Windows Presentation Foundation (WPF) managed layer is a set of classes and types that are built using the .NET Framework which means that it is managed by Common Language Runtime (CLR). In this layer there are three assemblies that comprise the WPF framework:
  1. PresentationFramework.dll: Creates the High level elements like layout panels, controls, windows, styles etc.
     
  2. PresentationCore.dll: It holds base types such as UIElement, Visual from which all shapes and controls are derived in PresentationFramework.dll.
     
  3. WindowsBase.dll: They hold even more basic elements which are capable to be used outside the WPF environment like Dispatcher object, Dependency Objects. I will discuss each of them later.

UNMANAGED LAYER
  1. Milcore.dll: The unmanaged layer of WPF is called milcore or Media Integration Library Core. It basically translates the WPF higher level objects like layout panels, buttons, animation etc... Into textures that Direct3D expects. It is the main rendering engine of WPF.
     
  2. WindowsCodecs.dll: This is another low level API which is used for imaging support in WPF applications. WindowsCodecs.dll comprises of a number of codecs which encodes / decodes images into vector graphics that would be rendered into WPF screen.
  • Direct3D: It is the low level API in which the graphics of WPF is rendered.
     
  • User32: It is the primary core API which every program uses. It actually manages memory and process separation.
     
  • GDI & Device Drivers: GDI and Device Drivers are specific to the operating system which is also used from the application to access low level APIs.

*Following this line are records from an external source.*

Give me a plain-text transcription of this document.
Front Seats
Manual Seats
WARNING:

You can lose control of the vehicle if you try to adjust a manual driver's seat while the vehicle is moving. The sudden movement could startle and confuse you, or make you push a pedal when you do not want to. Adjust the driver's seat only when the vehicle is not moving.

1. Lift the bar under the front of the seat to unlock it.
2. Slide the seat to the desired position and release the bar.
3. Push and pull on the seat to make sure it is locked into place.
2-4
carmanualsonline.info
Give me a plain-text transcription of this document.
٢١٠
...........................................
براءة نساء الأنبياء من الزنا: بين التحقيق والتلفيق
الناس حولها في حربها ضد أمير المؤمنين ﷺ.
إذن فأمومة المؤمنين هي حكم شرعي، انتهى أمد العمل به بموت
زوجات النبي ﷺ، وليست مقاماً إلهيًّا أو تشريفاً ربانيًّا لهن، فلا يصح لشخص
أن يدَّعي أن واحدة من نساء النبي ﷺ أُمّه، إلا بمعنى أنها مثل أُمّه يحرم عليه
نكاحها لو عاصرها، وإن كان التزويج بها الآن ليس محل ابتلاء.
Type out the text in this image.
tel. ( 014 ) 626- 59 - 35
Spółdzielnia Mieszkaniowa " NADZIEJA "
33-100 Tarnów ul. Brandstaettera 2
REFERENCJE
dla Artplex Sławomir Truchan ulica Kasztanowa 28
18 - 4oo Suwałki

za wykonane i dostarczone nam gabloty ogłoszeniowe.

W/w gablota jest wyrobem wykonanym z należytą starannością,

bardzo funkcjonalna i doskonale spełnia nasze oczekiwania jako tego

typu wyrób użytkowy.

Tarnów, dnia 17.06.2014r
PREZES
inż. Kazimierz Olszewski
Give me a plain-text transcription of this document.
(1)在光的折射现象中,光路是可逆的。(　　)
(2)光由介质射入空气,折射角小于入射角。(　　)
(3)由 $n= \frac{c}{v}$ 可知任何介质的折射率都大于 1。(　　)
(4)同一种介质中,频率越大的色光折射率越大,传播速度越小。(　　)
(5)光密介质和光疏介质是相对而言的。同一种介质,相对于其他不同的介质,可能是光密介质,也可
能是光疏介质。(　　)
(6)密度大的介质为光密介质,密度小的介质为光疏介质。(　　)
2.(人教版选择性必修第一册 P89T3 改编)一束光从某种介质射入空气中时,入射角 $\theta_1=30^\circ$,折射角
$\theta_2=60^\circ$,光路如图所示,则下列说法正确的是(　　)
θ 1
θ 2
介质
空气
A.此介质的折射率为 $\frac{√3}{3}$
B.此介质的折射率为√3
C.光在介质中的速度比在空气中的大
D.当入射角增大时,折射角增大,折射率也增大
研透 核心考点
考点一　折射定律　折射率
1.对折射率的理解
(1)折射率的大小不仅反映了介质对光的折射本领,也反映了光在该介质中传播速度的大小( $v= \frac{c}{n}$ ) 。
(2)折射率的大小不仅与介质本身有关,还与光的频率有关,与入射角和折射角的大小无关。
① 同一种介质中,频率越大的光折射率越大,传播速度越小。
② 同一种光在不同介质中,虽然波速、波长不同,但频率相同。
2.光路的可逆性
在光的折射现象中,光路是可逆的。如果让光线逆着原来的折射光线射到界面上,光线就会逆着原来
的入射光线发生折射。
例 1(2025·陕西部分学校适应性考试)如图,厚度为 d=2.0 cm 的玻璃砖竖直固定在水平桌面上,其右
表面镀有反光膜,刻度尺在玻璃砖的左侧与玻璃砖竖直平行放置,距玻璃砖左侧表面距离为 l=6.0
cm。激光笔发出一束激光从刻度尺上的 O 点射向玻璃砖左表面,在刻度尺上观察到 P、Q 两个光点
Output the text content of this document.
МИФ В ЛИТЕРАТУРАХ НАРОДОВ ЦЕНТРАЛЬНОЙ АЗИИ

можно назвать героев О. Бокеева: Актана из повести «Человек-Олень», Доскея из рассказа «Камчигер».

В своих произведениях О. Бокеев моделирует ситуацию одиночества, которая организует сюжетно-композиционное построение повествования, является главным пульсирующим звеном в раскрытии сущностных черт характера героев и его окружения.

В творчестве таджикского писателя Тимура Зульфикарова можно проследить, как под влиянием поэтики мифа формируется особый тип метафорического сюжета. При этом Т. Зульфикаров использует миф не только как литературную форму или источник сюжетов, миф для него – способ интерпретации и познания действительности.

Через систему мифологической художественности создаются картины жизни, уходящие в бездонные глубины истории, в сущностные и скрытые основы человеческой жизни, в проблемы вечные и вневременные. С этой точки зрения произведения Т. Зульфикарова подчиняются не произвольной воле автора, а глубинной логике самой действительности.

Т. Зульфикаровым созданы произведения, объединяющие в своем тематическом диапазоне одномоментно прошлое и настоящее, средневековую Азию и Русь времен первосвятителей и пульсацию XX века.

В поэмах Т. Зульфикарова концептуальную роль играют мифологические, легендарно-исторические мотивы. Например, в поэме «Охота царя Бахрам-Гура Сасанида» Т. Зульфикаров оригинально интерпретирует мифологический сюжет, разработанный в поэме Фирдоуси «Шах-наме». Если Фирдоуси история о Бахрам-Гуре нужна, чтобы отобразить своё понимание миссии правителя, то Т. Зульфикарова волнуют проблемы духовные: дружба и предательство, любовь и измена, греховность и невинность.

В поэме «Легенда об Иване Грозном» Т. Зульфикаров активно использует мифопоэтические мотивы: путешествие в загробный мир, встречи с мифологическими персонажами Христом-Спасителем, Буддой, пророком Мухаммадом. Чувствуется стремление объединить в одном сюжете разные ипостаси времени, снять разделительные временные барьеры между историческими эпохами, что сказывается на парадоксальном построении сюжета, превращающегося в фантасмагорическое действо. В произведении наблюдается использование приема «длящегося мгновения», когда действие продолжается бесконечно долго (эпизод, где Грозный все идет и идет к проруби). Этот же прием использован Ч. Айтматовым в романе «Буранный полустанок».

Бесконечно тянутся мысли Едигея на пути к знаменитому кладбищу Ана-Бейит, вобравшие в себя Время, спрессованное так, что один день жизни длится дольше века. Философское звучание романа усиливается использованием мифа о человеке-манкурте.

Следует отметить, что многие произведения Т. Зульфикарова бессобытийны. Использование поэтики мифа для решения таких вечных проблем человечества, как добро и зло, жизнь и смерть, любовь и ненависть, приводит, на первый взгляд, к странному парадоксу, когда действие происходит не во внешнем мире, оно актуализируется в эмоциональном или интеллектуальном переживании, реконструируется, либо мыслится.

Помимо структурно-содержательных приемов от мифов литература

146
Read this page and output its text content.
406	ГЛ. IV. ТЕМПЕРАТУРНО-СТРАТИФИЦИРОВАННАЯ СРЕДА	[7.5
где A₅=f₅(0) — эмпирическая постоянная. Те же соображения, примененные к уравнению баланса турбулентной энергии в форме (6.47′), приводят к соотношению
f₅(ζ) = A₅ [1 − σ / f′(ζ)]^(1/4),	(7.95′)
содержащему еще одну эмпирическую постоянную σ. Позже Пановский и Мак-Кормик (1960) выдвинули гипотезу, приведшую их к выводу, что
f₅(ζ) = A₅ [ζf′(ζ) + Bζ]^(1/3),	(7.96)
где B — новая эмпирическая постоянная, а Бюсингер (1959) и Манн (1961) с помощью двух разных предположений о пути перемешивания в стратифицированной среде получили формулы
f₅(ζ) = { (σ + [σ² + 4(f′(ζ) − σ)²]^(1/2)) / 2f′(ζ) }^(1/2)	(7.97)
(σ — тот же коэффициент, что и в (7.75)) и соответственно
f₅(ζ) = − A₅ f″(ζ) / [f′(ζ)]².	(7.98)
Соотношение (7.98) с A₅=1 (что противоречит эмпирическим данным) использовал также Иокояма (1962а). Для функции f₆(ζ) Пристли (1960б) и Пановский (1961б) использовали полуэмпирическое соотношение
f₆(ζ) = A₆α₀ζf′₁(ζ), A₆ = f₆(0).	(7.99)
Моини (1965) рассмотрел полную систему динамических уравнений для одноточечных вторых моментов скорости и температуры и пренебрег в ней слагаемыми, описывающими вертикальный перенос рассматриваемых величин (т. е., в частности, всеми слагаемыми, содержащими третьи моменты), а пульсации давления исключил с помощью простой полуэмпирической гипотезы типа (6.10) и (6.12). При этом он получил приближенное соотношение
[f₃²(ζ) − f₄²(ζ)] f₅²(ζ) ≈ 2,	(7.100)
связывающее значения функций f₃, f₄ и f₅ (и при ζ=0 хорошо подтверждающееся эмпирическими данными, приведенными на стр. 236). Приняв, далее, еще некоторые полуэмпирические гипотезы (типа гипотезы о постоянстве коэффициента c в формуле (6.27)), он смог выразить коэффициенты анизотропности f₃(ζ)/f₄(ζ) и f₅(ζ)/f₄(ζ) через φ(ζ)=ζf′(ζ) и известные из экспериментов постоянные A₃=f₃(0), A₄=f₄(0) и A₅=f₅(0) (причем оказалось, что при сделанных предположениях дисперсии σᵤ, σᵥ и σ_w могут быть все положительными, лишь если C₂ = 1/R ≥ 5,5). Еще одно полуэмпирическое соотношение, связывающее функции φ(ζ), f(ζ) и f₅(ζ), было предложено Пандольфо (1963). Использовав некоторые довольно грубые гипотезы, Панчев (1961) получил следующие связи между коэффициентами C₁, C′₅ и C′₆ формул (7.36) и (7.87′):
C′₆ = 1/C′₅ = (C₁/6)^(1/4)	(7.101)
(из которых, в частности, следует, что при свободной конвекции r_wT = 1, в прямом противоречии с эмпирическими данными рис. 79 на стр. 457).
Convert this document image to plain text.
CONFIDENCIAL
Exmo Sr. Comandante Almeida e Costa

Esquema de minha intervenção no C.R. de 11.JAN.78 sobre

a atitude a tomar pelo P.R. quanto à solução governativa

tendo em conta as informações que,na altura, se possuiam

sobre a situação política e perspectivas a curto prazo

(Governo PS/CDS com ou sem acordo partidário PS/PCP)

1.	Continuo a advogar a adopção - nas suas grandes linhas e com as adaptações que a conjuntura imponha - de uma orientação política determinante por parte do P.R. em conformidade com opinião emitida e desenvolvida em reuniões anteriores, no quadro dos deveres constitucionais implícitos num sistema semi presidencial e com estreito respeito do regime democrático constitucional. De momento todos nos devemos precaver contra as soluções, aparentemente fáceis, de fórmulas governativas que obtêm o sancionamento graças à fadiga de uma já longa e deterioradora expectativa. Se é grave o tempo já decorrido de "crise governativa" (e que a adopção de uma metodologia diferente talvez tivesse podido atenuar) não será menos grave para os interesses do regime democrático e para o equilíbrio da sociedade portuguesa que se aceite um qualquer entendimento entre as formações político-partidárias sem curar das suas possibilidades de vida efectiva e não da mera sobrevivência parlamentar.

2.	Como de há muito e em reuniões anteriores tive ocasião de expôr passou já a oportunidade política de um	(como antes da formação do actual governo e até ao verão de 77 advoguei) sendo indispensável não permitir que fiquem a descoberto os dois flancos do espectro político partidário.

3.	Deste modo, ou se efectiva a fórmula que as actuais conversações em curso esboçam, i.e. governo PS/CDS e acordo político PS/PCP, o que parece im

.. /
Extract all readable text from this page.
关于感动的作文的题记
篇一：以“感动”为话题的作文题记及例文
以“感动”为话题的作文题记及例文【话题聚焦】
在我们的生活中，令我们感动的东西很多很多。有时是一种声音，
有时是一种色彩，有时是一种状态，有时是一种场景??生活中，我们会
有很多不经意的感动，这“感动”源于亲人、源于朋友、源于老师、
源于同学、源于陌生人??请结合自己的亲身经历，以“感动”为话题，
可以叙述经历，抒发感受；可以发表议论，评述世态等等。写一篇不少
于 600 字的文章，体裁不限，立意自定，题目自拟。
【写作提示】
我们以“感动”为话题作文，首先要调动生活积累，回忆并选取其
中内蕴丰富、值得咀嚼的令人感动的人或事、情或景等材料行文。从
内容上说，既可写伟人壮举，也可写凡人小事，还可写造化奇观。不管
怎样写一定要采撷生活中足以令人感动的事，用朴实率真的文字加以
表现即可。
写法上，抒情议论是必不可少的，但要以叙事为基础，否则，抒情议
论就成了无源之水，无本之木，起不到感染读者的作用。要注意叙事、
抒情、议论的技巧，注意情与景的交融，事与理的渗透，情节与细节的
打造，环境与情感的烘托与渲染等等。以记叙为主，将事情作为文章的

DIFFERENCE BETWEEN WPF AND SILVERLIGHT

Silverlight and Windows Presentation Foundation (WPF) are 2 different products from Microsoft, but have lot of overlap. Silverlight is a subset of WPF in terms of features and functionality. Silverlight was of course known as WPF/E where E means everywhere. Both use XAML, a form of XML to define controls but WPF is purely for windows while Silverlight runs in the browser on Windows and Macs. So, here are the differences between WPF and Silverlight:
  1. Silverlight is meant to be used online, while WPF is for local use.
  2. Silverlight lacks access to local resources, while WPF can utilize local resources.
  3. Silverlight only has perspective 3D support, while WPF is capable of full 3D images.
  4. Silverlight does not support some of the more advanced concepts of WPF such as controls and templating.
  5. Silverlight integrates right into an HTML page whereas WPF XAML files have to be loaded via a frame if they want to mix with HTML content.